Although I am generally considered to be very left-wing (although exactly what that is supposed to mean I am not entirely sure), I must say that I was still infinitely grateful for the intellectual honesty and simplicity of Milton Friedman when, six or seven years ago, he gave us the phrase, "the dictatorship of the status quo". Although the boys of the "Patriarch" come and reproach us today with drug-related deaths, telling us about children eight or nine years old who peddle drugs and die from them, I can assure you a the situation is very similar to that in Italy when, despite the general and widespread indignation over the epidemic of massive clandestine abortions, and when no one else - perhaps not even the church - had the courage to speak up, we proposed the supervision and control of those abortions, we were accused of being the cause of the Massacre of the Innocents, not only in progress, but of the preceding decades as well.

It is a well-known and very predictable mechanism of mass psychology. The position of Anti-Mafia High Commissioner has recently been created in Sicily' what it is in reality - if you consider what the Mafia is in Sicily - is simply one more anti-drug commissioner. And it interesting to note that it was assigned to a magistrate who, for thirty years, was central in protection for political and State crimes. He never once made trouble for a single Italian in power.

Thus, next Tuesday, when I am called upon to vote on this, I will have to speak up against the current tendency to give full and far-reaching powers once more to anti-Mafia and anti-drug efforts, and say simply that choice will mean that not only will individuals perish, but the law will as well.

This situation is always exploited by those who do not believe in the law, and believe instead that solutions are provided by proclaiming states of emergency, never taking recourse to the law when dealing with violence, and instead raising the banner of State violence before the other violence produced.

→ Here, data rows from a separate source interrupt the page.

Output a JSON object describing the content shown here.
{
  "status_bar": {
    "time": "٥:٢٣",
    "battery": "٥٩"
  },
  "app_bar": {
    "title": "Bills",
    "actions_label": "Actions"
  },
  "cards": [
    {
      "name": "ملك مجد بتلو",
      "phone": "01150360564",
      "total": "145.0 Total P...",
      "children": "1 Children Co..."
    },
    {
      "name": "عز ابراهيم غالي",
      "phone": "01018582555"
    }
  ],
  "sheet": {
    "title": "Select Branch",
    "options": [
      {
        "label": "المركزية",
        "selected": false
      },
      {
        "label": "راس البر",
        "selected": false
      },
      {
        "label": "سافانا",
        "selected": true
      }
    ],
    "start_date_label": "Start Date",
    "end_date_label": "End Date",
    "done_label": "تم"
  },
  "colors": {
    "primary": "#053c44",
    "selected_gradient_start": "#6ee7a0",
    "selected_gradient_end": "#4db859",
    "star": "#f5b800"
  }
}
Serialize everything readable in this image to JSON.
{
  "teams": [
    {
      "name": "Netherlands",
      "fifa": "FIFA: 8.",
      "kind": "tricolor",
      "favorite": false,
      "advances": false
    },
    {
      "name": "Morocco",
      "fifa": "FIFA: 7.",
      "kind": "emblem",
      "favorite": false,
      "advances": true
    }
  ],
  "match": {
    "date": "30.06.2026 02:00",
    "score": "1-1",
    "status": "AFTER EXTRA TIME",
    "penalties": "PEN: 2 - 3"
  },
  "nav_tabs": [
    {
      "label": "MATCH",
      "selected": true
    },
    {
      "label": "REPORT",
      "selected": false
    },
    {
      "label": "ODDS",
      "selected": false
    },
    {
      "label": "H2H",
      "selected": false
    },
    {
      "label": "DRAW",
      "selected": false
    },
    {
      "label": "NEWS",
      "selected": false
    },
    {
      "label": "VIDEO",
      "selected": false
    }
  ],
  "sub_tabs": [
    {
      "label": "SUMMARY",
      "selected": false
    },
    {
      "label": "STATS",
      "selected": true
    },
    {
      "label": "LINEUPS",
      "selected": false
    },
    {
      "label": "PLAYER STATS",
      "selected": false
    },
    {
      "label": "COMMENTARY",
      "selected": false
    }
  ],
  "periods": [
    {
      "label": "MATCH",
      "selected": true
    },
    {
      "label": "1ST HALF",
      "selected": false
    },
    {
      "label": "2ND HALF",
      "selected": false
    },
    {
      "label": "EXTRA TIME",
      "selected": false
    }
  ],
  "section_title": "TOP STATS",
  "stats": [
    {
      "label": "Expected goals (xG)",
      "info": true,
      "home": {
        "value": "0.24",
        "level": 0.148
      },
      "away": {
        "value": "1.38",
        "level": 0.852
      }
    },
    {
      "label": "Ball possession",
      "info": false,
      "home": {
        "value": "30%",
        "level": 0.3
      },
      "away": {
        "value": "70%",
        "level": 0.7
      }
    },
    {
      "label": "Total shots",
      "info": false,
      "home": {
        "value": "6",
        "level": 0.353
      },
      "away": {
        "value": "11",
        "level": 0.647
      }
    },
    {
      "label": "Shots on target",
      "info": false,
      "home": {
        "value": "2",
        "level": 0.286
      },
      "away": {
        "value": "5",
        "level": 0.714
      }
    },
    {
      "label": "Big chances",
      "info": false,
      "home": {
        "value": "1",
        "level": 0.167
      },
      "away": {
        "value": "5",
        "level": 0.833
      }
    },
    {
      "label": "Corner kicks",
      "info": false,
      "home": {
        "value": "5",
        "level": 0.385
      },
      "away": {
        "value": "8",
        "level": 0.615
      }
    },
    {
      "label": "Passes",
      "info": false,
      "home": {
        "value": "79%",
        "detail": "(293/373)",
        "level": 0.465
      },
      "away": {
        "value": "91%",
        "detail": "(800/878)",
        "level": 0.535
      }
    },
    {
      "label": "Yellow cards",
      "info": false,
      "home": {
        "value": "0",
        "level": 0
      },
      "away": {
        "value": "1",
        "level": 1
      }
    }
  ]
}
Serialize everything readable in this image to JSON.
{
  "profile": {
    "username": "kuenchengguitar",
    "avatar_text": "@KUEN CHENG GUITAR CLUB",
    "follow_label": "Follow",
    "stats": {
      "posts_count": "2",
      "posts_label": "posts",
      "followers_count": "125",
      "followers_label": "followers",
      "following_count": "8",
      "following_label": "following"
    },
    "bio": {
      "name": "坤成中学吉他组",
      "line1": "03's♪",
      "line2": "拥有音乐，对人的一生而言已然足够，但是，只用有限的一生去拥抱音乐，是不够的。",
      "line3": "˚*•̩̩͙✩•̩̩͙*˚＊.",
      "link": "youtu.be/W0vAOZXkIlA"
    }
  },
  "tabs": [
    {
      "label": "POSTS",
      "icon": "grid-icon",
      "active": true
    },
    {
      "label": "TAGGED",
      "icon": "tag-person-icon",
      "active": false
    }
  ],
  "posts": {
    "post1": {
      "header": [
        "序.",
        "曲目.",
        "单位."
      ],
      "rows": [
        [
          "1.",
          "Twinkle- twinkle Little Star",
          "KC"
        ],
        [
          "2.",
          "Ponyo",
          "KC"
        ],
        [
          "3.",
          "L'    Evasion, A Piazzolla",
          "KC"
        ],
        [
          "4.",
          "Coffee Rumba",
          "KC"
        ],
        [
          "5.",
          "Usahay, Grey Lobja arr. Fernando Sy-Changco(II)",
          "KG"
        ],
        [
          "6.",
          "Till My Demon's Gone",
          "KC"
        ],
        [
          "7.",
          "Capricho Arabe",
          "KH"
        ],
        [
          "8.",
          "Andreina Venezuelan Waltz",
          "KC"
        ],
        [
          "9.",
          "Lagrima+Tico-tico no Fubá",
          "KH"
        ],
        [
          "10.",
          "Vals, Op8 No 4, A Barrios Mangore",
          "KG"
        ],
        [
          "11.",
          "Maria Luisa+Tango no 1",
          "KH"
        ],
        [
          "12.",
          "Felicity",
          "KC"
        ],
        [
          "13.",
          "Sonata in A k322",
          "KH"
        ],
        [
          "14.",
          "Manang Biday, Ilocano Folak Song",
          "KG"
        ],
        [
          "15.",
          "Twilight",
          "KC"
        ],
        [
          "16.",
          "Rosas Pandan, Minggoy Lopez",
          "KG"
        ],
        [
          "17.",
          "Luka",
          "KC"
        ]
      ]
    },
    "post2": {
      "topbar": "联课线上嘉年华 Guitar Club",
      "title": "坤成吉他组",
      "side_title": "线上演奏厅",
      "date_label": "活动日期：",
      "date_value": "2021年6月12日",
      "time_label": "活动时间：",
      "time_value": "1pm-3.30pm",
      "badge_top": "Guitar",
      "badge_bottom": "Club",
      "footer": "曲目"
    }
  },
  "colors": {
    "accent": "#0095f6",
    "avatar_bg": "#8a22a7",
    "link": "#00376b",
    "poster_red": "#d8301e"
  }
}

My intention in concluding was to express my gratitude. I have digressed slightly into some personal comments. However, I will say that one thing has been established here; the urgent necessity of creating an international anti-prohibitionist league.

It is also essential that we keep in mind the fact that one common principle of civil co-existence and restoration of the value of the law and rights unites us against the destruction of the law and rights by precisely those who have caused this plague. And this situation is one more example of the effects of the divorce from objectivity and science - that same science which for years warned us of the existence of a biosphere. Every one of us knew perfectly well that there would be an Ozone Hole. Now I read in the newspapers that Mr. Reagan suggests that we all - from six years of age onwards - wear sun-glasses as a protection against melanoma and to protect our sight. Here, as in the case of drugs, power is not only stripped nude, it becomes completely made, the moment law is divorced from objective science, and from popular science, because the people understand, and they understand us.

We have, therefore, this dilemma; certain knowledge, even just a bit of it - its mere possession cannot constitute an alibi for any one of us - if we are satisfied simply to possess it, hoard it as our own personal and unshared treasure, will be of no use to anything or anyone, even its possessor.

You have increased the knowledge and consciousness of all of us by sharing the results and conclusions of your years of efforts. In a certain sense, I am sorry to have to thank you, because increased scientific knowledge and consciousness carries with it the damning implication that more and better could be done, and sooner. However, I have been put under pressure before, and for issues I have been less proud of than this one. I thank you once more for having honoured us with your participation. It is by conviction that our party exists precisely because humanity has the honour of including people like you.